Remembering Dad Honouring His Legacy and the Power of Remembrance.

Last week my Dad would have turned 82, sadly he is no longer with us. But we do always try to ensure milestones, like his birthday, to keep his memory alive. Not so much for me, as I often think of him, but for my children… I want to make sure they remember Grandad.

My Dad was a schoolmaster and a Headmaster, we would often be invited to address the chapel or talk at remembrance services. On his birthday, therefore, I felt it appropriate to share some of my Dad’s own words as he talked about his views on remembering those we have lost.

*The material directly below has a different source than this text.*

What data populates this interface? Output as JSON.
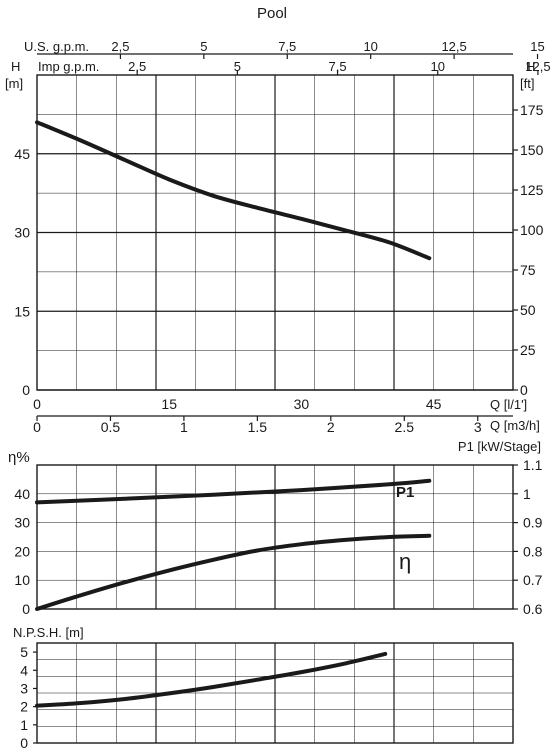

Laura had been a student of Dad’s when he worked in the East End of London in the 1960s. According to Dad, she had been, ‘something of a rebel’ but they had gradually built up a close relationship. As she entered the Sixth Form, Laura very sadly developed cancer. Despite this she insisted on completing her A-Levels, in the end, having to be carried by the boys in her class to Dad’s lessons, which were upstairs. Although she did indeed sit the exams, she did not live to hear the results: only Dad and her parents were ever told her grades. Laura’s story was one that my Dad returned to more than once in his chapel addresses, often on the anniversary of her death. In 2015, he wrote the following:

“I certainly learnt a lot from Laura because, as a teacher, I teach some of the time: I learn all of the time. I learnt that young people are essentially very decent and fair-minded folk… and that they don’t want to be patronised by people like me but treated equally and consistently.

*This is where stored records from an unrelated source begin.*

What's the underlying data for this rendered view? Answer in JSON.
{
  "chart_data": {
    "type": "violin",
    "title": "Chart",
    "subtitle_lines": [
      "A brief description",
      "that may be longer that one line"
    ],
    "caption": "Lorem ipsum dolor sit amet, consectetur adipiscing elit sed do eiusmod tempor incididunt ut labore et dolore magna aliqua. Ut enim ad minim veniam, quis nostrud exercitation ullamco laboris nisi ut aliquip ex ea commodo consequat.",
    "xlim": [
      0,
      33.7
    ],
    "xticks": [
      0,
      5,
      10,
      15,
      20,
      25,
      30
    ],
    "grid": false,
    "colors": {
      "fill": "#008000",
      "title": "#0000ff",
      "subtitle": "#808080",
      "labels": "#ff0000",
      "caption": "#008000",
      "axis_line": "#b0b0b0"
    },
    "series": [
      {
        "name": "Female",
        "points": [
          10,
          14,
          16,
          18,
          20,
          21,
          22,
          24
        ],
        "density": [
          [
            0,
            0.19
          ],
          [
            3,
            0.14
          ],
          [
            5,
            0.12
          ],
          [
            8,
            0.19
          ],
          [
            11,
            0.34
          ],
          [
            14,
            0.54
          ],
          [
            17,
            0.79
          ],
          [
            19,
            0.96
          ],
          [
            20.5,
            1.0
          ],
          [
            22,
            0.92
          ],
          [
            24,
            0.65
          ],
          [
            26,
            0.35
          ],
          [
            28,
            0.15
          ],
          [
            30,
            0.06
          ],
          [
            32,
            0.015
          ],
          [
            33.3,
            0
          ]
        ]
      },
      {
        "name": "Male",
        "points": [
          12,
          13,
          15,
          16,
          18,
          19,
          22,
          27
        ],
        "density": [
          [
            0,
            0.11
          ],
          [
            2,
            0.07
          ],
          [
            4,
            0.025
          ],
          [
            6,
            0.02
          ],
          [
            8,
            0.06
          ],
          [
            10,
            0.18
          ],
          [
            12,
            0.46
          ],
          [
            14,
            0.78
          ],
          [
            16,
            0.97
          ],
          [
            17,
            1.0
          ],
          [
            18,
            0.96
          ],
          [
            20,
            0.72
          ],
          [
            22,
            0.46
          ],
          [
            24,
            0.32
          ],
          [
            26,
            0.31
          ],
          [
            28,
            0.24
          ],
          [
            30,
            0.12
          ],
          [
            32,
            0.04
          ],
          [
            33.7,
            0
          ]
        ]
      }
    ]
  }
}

I can still see her very clearly now and hear her knocking on my door: ‘Dr Waller, I’m really angry with you, you are going easy on me in lessons, I don’t want that…’.

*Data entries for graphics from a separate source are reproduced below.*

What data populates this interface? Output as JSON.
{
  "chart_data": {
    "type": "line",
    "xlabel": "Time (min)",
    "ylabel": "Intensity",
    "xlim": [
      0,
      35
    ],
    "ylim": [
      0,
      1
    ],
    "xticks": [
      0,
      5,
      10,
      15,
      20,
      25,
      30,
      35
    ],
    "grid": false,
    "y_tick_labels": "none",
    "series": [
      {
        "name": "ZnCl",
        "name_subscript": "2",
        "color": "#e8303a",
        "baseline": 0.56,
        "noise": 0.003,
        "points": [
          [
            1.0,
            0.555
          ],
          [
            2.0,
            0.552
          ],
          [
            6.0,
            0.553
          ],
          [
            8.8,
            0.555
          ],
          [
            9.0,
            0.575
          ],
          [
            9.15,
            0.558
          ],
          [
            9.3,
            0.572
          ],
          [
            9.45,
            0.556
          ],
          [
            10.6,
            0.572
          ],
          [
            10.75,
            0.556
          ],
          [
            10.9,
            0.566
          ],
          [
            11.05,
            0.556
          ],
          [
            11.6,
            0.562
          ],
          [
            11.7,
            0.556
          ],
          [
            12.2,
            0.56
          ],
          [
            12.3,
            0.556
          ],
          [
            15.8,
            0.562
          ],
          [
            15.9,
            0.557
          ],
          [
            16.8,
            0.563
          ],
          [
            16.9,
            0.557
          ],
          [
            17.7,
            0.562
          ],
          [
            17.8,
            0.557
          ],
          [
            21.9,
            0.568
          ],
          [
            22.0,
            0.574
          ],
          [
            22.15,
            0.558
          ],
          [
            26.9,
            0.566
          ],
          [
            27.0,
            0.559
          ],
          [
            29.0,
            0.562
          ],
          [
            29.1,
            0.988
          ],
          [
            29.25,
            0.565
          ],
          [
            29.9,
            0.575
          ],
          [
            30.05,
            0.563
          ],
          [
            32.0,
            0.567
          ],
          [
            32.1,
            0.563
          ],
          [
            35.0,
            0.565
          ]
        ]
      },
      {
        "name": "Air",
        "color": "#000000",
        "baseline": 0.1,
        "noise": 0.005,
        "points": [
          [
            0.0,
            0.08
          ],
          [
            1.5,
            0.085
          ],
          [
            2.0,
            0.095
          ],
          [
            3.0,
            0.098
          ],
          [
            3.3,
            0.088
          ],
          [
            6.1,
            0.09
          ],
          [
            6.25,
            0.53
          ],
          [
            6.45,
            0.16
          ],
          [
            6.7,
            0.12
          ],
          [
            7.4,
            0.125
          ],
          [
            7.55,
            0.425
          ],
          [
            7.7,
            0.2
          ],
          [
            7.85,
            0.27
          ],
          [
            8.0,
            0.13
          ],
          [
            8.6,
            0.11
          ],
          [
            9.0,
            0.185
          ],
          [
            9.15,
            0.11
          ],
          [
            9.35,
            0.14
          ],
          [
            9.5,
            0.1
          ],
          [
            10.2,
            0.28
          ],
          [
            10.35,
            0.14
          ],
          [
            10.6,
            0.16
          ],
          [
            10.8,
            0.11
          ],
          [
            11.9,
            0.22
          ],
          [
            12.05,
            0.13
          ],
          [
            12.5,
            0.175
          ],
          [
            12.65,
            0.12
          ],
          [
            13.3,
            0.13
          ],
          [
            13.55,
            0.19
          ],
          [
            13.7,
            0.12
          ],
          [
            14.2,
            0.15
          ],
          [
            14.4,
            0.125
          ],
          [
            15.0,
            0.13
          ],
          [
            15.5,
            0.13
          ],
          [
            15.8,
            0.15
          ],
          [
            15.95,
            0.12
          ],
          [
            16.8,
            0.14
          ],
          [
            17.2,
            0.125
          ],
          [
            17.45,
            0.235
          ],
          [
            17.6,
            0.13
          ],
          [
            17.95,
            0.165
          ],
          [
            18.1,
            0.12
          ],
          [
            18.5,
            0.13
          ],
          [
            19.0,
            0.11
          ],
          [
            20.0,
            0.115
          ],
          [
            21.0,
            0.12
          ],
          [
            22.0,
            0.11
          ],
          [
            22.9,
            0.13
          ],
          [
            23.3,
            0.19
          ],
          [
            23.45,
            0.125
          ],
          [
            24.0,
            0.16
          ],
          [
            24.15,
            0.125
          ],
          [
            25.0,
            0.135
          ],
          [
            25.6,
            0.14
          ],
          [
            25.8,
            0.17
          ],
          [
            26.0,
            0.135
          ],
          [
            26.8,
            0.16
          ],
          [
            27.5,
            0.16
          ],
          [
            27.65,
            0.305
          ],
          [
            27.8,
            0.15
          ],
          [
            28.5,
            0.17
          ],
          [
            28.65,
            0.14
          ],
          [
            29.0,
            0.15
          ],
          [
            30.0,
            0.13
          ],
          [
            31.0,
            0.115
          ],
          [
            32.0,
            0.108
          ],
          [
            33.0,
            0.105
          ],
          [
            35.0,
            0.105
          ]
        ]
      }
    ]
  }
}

And I learnt that when someone leaves – for example, school at the end of their career – yes, even when they leave life, if we don’t forget them: in a quite definite way they live on. I mean I’m still talking about Laura 25 years later, and I’m introducing her to your memory for safe-keeping”.

Dad took huge stock in remembering people. At his funeral, one of his ex-students came up to me and said that, as his headmaster, my Dad had attended the funeral of his Grandfather, and although my Dad had never met his Grandfather, and only met his Grandmother at the Funeral, for the next twenty 20 years, until she passed away my Dad had written to her every year on the anniversary of the passing this boys Grandfather – he said it touched his Grandmother so much to know that her husband was remembered. Whilst I knew Dad was a prolific writer, after his passing I discovered he did this for many people.

I hope listening to this, not only have I shared my Dad’s memory and Laura’s memory, but I hope it has awakened the memory of others dear to you too, and in so doing enabled them to live on too.